Cosmotech attentif aux décisions du Digital Twin Consortium
Cosmo Tech compte une vingtaine de clients comme RTE, mais aussi Alstom, Nexans, Renault et SNCF. Au total, l’éditeur a levé un peu plus de 28 millions d’euros. Si la startup dispose d’une force commerciale, elle s’appuie de plus en plus sur des partenaires pour proposer ses services.
« Nous ne nous voyons pas nous passer du contact avec les clients, mais si nous souhaitons passer à l’échelle, nous devons compter sur des partenaires : des conseillers et des intégrateurs », affirme Michel Morvan.
Cosmo Tech emploie une centaine de collaborateurs.
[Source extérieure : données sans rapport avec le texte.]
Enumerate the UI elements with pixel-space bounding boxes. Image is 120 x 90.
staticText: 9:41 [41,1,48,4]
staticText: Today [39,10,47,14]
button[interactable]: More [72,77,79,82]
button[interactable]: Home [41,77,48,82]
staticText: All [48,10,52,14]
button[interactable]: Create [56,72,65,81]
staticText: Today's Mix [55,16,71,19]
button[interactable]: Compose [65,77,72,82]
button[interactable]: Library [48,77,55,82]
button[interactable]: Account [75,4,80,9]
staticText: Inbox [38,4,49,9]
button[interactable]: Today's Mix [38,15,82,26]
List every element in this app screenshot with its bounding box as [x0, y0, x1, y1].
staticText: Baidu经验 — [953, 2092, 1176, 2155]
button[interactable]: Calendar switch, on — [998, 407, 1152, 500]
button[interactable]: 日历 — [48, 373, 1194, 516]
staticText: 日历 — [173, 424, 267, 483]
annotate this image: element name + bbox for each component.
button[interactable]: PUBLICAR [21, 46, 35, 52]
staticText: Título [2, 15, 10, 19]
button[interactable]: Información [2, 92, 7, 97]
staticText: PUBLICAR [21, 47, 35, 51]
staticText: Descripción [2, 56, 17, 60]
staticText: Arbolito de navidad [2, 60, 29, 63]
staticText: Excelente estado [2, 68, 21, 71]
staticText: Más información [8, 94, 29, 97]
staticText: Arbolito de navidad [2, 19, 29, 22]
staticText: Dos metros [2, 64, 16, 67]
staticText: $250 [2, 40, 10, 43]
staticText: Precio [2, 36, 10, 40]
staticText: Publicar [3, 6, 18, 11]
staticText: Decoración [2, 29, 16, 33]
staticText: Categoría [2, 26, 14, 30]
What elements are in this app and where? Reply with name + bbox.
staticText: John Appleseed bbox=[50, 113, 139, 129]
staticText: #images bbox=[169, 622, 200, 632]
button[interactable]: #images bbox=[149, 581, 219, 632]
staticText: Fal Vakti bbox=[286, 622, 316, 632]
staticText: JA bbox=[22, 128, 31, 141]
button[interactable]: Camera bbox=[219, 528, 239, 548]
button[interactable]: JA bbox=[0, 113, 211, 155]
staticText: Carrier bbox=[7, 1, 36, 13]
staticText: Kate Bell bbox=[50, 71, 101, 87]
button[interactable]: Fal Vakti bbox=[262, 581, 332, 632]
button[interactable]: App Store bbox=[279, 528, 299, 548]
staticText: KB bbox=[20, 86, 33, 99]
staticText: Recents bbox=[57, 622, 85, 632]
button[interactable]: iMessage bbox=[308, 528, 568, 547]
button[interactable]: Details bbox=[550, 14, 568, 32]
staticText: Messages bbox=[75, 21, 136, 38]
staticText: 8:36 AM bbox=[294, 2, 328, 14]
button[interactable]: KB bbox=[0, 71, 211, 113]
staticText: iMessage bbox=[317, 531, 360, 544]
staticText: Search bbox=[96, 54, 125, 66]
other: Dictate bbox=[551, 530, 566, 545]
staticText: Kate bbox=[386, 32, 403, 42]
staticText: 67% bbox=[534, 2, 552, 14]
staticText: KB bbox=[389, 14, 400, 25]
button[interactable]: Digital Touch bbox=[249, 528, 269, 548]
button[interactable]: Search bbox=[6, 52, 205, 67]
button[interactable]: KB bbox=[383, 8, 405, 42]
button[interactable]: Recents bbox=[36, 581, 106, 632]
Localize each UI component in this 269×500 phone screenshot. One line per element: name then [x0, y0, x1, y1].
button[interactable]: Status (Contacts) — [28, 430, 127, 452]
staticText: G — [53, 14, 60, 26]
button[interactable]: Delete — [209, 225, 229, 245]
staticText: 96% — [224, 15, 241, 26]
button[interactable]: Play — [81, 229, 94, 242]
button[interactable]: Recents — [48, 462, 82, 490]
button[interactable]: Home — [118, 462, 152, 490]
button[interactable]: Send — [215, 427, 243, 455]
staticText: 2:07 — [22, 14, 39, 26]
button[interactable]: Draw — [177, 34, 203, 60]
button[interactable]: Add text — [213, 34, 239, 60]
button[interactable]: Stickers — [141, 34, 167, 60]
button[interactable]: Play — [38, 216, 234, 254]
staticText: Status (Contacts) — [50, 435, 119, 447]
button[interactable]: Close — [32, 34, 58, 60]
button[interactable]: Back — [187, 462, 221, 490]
Bien qu’elle considère que sa technologie peut s’appliquer à beaucoup de secteurs d’activités, la startup a décidé de se limiter son périmètre à l’industrie.
« Pour la vente en direct, nous nous concentrons sur les secteurs de la fabrication, de la supply chain et des transports », ajoute-t-il.
Un autre axe de développement imaginé par Michel Morvan pourrait être l’intégration de la plateforme SaaS avec les technologies d’autres éditeurs spécialisés dans le jumeau numérique.
À ce titre, Cosmo Tech est intéressée par le Digital Twin Consortium, un groupement des acteurs du secteur récemment constitué. « Nous sommes en train de voir si nous avons notre place au sein de ce consortium. S’il tourne principalement autour des représentations numériques d’objets physiques, cela n’est pas notre métier. En revanche si le consortium considère le jumeau numérique d’entreprise et le modèle objet de système, cela peut avoir beaucoup de sens pour nous », conclut Michel Morvan.